Sunday, May 30, 2010

Bill T Jones, Sun Studio, Ny 1993

E 'the beginning of the end of the oil? Last Call for

The environmental disaster in the Gulf of Mexico, which involves the multinational BP, is still in progress (as I write millions of barrels of oil spill at sea), could mark the 'Beginning of the End of the oil age. The company also admitted that manages to blot the oil spill of the material, and to date all attempts have failed, must defend himself against the environmental disaster and this could give it, even to hear the statements by the U.S. government, a responsibility that could destroy, in theory, any company. Any failure of the company would give a strong blow to the entire oil and, indirectly, led to the other oil companies. Emotional wake of the disaster, the American president has declared an immediate halt to all offshore drilling. The emotional impact on people throughout the world, the sense of helplessness and the knowledge that a virtually irreversible environmental damage, could lead to important consequences in the approach that, in future, governments around the world will have regard to the decisions concerning the oil sector, closely pressed by public opinion and now, predictably, "intransigent." The context is one in which the price of oil is high and there is no evidence of a decline, the oil reserves are running out and new reserves are increasingly located in inaccessible areas, the quality of the crude extract is still below average.
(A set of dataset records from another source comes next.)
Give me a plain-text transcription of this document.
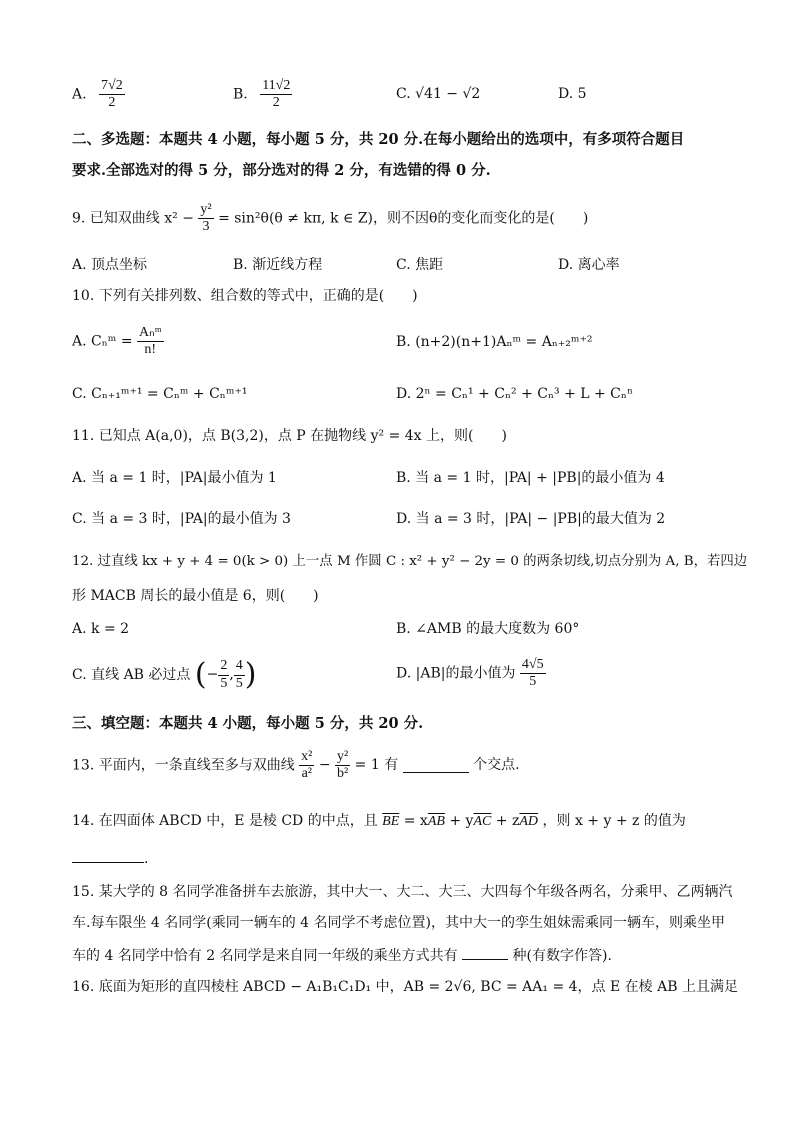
A. $\frac{7√2}{2}$	B. $\frac{11√2}{2}$	C. √41 − √2	D. 5
二、多选题：本题共 4 小题，每小题 5 分，共 20 分.在每小题给出的选项中，有多项符合题目
要求.全部选对的得 5 分，部分选对的得 2 分，有选错的得 0 分.
9. 已知双曲线 $x^2 - \frac{\text{y²}}{3} = \sin^2\theta(\theta \ne k\pi$, k ∈ Z)，则不因θ的变化而变化的是(　　)
A. 顶点坐标	B. 渐近线方程	C. 焦距	D. 离心率
10. 下列有关排列数、组合数的等式中，正确的是(　　)
A. Cₙᵐ = $\frac{\text{Aₙᵐ}}{n!}$	B. (n+2)(n+1)Aₙᵐ = Aₙ₊₂ᵐ⁺²
C. Cₙ₊₁ᵐ⁺¹ = Cₙᵐ + Cₙᵐ⁺¹	D. 2ⁿ = Cₙ¹ + Cₙ² + Cₙ³ + L + Cₙⁿ
11. 已知点 A(a,0)，点 B(3,2)，点 P 在抛物线 y² = 4x 上，则(　　)
A. 当 a = 1 时，|PA|最小值为 1	B. 当 a = 1 时，|PA| + |PB|的最小值为 4
C. 当 a = 3 时，|PA|的最小值为 3	D. 当 a = 3 时，|PA| − |PB|的最大值为 2
12. 过直线 kx + y + 4 = 0(k > 0) 上一点 M 作圆 C : x² + y² − 2y = 0 的两条切线,切点分别为 A, B，若四边
形 MACB 周长的最小值是 6，则(　　)
A. k = 2	B. ∠AMB 的最大度数为 60°
C. 直线 AB 必过点 (− $\frac{2}{5}$ , $\frac{4}{5}$ )	D. |AB|的最小值为 $\frac{4√5}{5}$
三、填空题：本题共 4 小题，每小题 5 分，共 20 分.
13. 平面内，一条直线至多与双曲线 $\frac{\text{x²}}{\text{a²}} - \frac{\text{y²}}{\text{b²}} = 1$ 有	个交点.
14. 在四面体 ABCD 中，E 是棱 CD 的中点，且 $\overline{BE} = x\overline{AB} + y\overline{AC} + z\overline{AD}$ ，则 x + y + z 的值为
.
15. 某大学的 8 名同学准备拼车去旅游，其中大一、大二、大三、大四每个年级各两名，分乘甲、乙两辆汽
车.每车限坐 4 名同学(乘同一辆车的 4 名同学不考虑位置)，其中大一的孪生姐妹需乘同一辆车，则乘坐甲
车的 4 名同学中恰有 2 名同学是来自同一年级的乘坐方式共有	种(有数字作答).
16. 底面为矩形的直四棱柱 ABCD − A₁B₁C₁D₁ 中，AB = 2√6, BC = AA₁ = 4，点 E 在棱 AB 上且满足
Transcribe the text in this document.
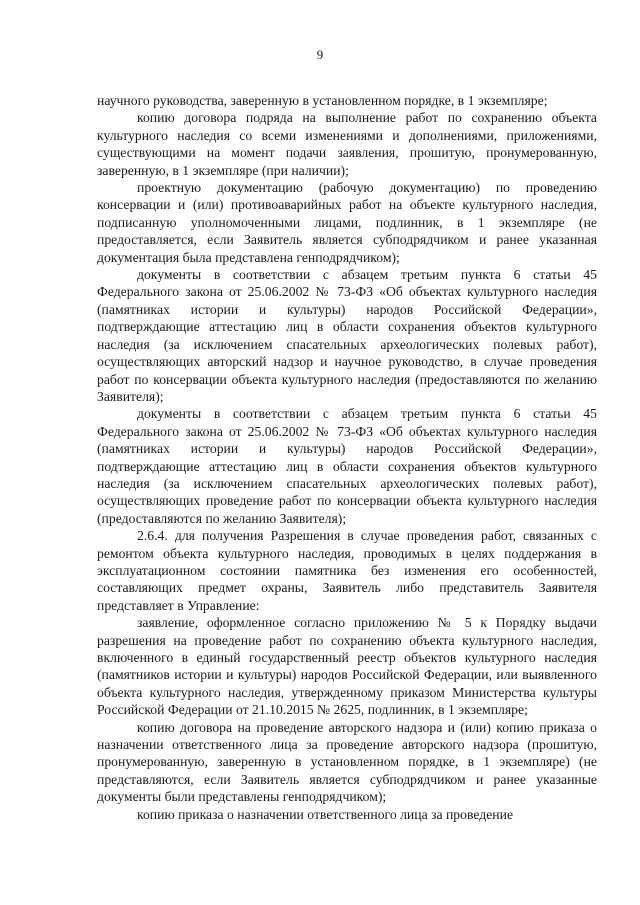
9

научного руководства, заверенную в установленном порядке, в 1 экземпляре;

копию договора подряда на выполнение работ по сохранению объекта культурного наследия со всеми изменениями и дополнениями, приложениями, существующими на момент подачи заявления, прошитую, пронумерованную, заверенную, в 1 экземпляре (при наличии);

проектную документацию (рабочую документацию) по проведению консервации и (или) противоаварийных работ на объекте культурного наследия, подписанную уполномоченными лицами, подлинник, в 1 экземпляре (не предоставляется, если Заявитель является субподрядчиком и ранее указанная документация была представлена генподрядчиком);

документы в соответствии с абзацем третьим пункта 6 статьи 45 Федерального закона от 25.06.2002 № 73-ФЗ «Об объектах культурного наследия (памятниках истории и культуры) народов Российской Федерации», подтверждающие аттестацию лиц в области сохранения объектов культурного наследия (за исключением спасательных археологических полевых работ), осуществляющих авторский надзор и научное руководство, в случае проведения работ по консервации объекта культурного наследия (предоставляются по желанию Заявителя);

документы в соответствии с абзацем третьим пункта 6 статьи 45 Федерального закона от 25.06.2002 № 73-ФЗ «Об объектах культурного наследия (памятниках истории и культуры) народов Российской Федерации», подтверждающие аттестацию лиц в области сохранения объектов культурного наследия (за исключением спасательных археологических полевых работ), осуществляющих проведение работ по консервации объекта культурного наследия (предоставляются по желанию Заявителя);

2.6.4. для получения Разрешения в случае проведения работ, связанных с ремонтом объекта культурного наследия, проводимых в целях поддержания в эксплуатационном состоянии памятника без изменения его особенностей, составляющих предмет охраны, Заявитель либо представитель Заявителя представляет в Управление:

заявление, оформленное согласно приложению № 5 к Порядку выдачи разрешения на проведение работ по сохранению объекта культурного наследия, включенного в единый государственный реестр объектов культурного наследия (памятников истории и культуры) народов Российской Федерации, или выявленного объекта культурного наследия, утвержденному приказом Министерства культуры Российской Федерации от 21.10.2015 № 2625, подлинник, в 1 экземпляре;

копию договора на проведение авторского надзора и (или) копию приказа о назначении ответственного лица за проведение авторского надзора (прошитую, пронумерованную, заверенную в установленном порядке, в 1 экземпляре) (не представляются, если Заявитель является субподрядчиком и ранее указанные документы были представлены генподрядчиком);

копию приказа о назначении ответственного лица за проведение
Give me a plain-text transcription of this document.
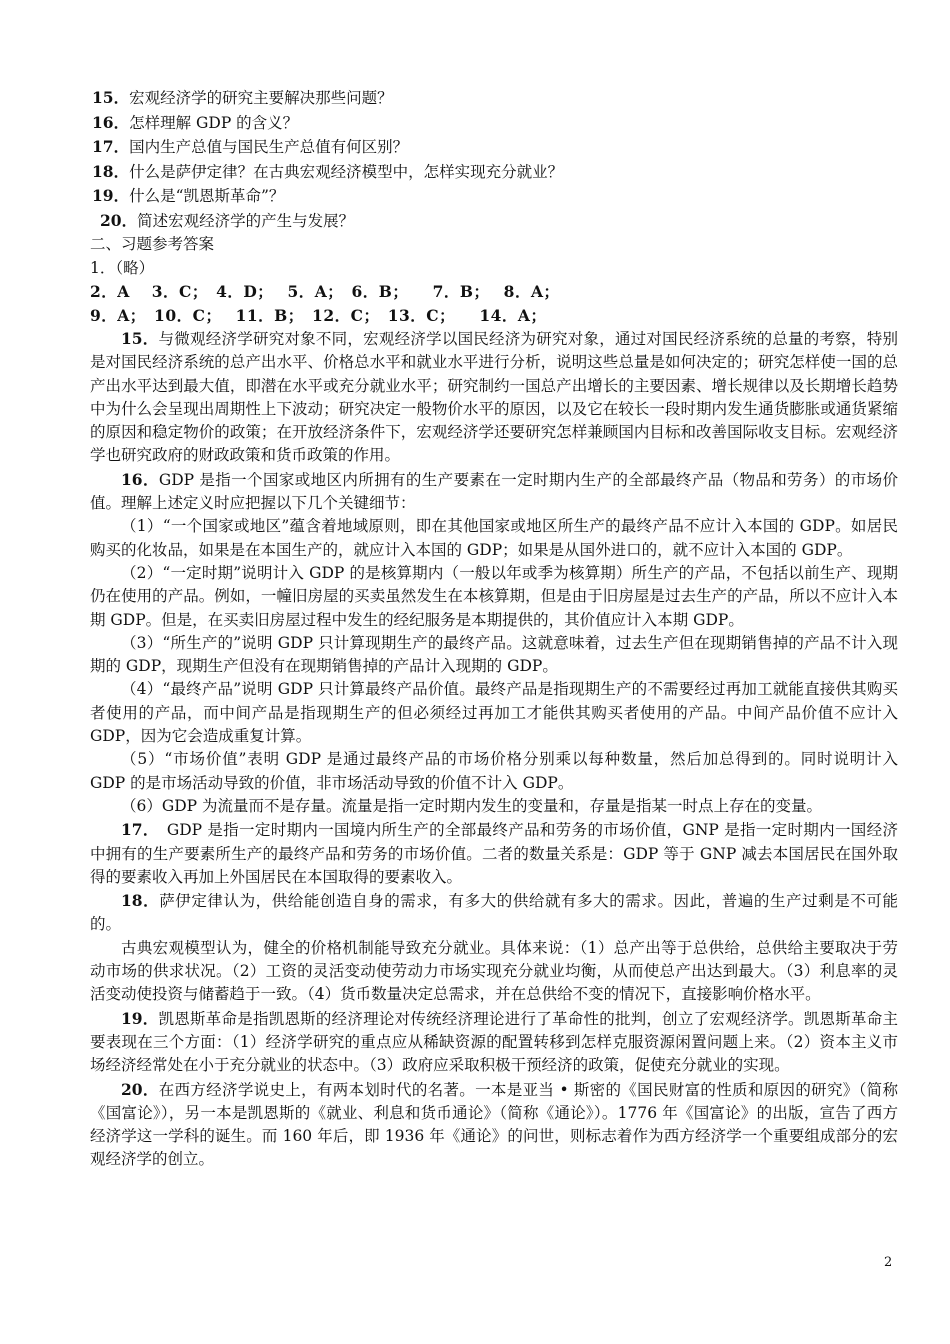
15．宏观经济学的研究主要解决那些问题？

16．怎样理解 GDP 的含义？

17．国内生产总值与国民生产总值有何区别？

18．什么是萨伊定律？在古典宏观经济模型中，怎样实现充分就业？

19．什么是“凯恩斯革命”？

20．简述宏观经济学的产生与发展？

二、习题参考答案

1．（略）

2．A　 3．C；　4．D；　 5．A；　6．B；　　7．B；　 8．A；

9．A；　10．C；　 11．B；　12．C；　13．C；　　14．A；

15．与微观经济学研究对象不同，宏观经济学以国民经济为研究对象，通过对国民经济系统的总量的考察，特别是对国民经济系统的总产出水平、价格总水平和就业水平进行分析，说明这些总量是如何决定的；研究怎样使一国的总产出水平达到最大值，即潜在水平或充分就业水平；研究制约一国总产出增长的主要因素、增长规律以及长期增长趋势中为什么会呈现出周期性上下波动；研究决定一般物价水平的原因，以及它在较长一段时期内发生通货膨胀或通货紧缩的原因和稳定物价的政策；在开放经济条件下，宏观经济学还要研究怎样兼顾国内目标和改善国际收支目标。宏观经济学也研究政府的财政政策和货币政策的作用。

16．GDP 是指一个国家或地区内所拥有的生产要素在一定时期内生产的全部最终产品（物品和劳务）的市场价值。理解上述定义时应把握以下几个关键细节：

（1）“一个国家或地区”蕴含着地域原则，即在其他国家或地区所生产的最终产品不应计入本国的 GDP。如居民购买的化妆品，如果是在本国生产的，就应计入本国的 GDP；如果是从国外进口的，就不应计入本国的 GDP。

（2）“一定时期”说明计入 GDP 的是核算期内（一般以年或季为核算期）所生产的产品，不包括以前生产、现期仍在使用的产品。例如，一幢旧房屋的买卖虽然发生在本核算期，但是由于旧房屋是过去生产的产品，所以不应计入本期 GDP。但是，在买卖旧房屋过程中发生的经纪服务是本期提供的，其价值应计入本期 GDP。

（3）“所生产的”说明 GDP 只计算现期生产的最终产品。这就意味着，过去生产但在现期销售掉的产品不计入现期的 GDP，现期生产但没有在现期销售掉的产品计入现期的 GDP。

（4）“最终产品”说明 GDP 只计算最终产品价值。最终产品是指现期生产的不需要经过再加工就能直接供其购买者使用的产品，而中间产品是指现期生产的但必须经过再加工才能供其购买者使用的产品。中间产品价值不应计入 GDP，因为它会造成重复计算。

（5）“市场价值”表明 GDP 是通过最终产品的市场价格分别乘以每种数量，然后加总得到的。同时说明计入 GDP 的是市场活动导致的价值，非市场活动导致的价值不计入 GDP。

（6）GDP 为流量而不是存量。流量是指一定时期内发生的变量和，存量是指某一时点上存在的变量。

17．　GDP 是指一定时期内一国境内所生产的全部最终产品和劳务的市场价值，GNP 是指一定时期内一国经济中拥有的生产要素所生产的最终产品和劳务的市场价值。二者的数量关系是：GDP 等于 GNP 减去本国居民在国外取得的要素收入再加上外国居民在本国取得的要素收入。

18．萨伊定律认为，供给能创造自身的需求，有多大的供给就有多大的需求。因此，普遍的生产过剩是不可能的。

古典宏观模型认为，健全的价格机制能导致充分就业。具体来说：（1）总产出等于总供给，总供给主要取决于劳动市场的供求状况。（2）工资的灵活变动使劳动力市场实现充分就业均衡，从而使总产出达到最大。（3）利息率的灵活变动使投资与储蓄趋于一致。（4）货币数量决定总需求，并在总供给不变的情况下，直接影响价格水平。

19．凯恩斯革命是指凯恩斯的经济理论对传统经济理论进行了革命性的批判，创立了宏观经济学。凯恩斯革命主要表现在三个方面：（1）经济学研究的重点应从稀缺资源的配置转移到怎样克服资源闲置问题上来。（2）资本主义市场经济经常处在小于充分就业的状态中。（3）政府应采取积极干预经济的政策，促使充分就业的实现。

20．在西方经济学说史上，有两本划时代的名著。一本是亚当 • 斯密的《国民财富的性质和原因的研究》（简称《国富论》），另一本是凯恩斯的《就业、利息和货币通论》（简称《通论》）。1776 年《国富论》的出版，宣告了西方经济学这一学科的诞生。而 160 年后，即 1936 年《通论》的问世，则标志着作为西方经济学一个重要组成部分的宏观经济学的创立。

2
The government's most powerful nation in the world and the world's major oil companies have already begun to invest in renewable energy and the European Union stresses the need to reduce CO2 emissions. Moreover, public opinion is now very sensitive and mobilized on the issue of protection of the territory. To these reasons, in my view, the environmental disaster in the Gulf of Mexico could be the triggering event for a real turnaround petroleum era.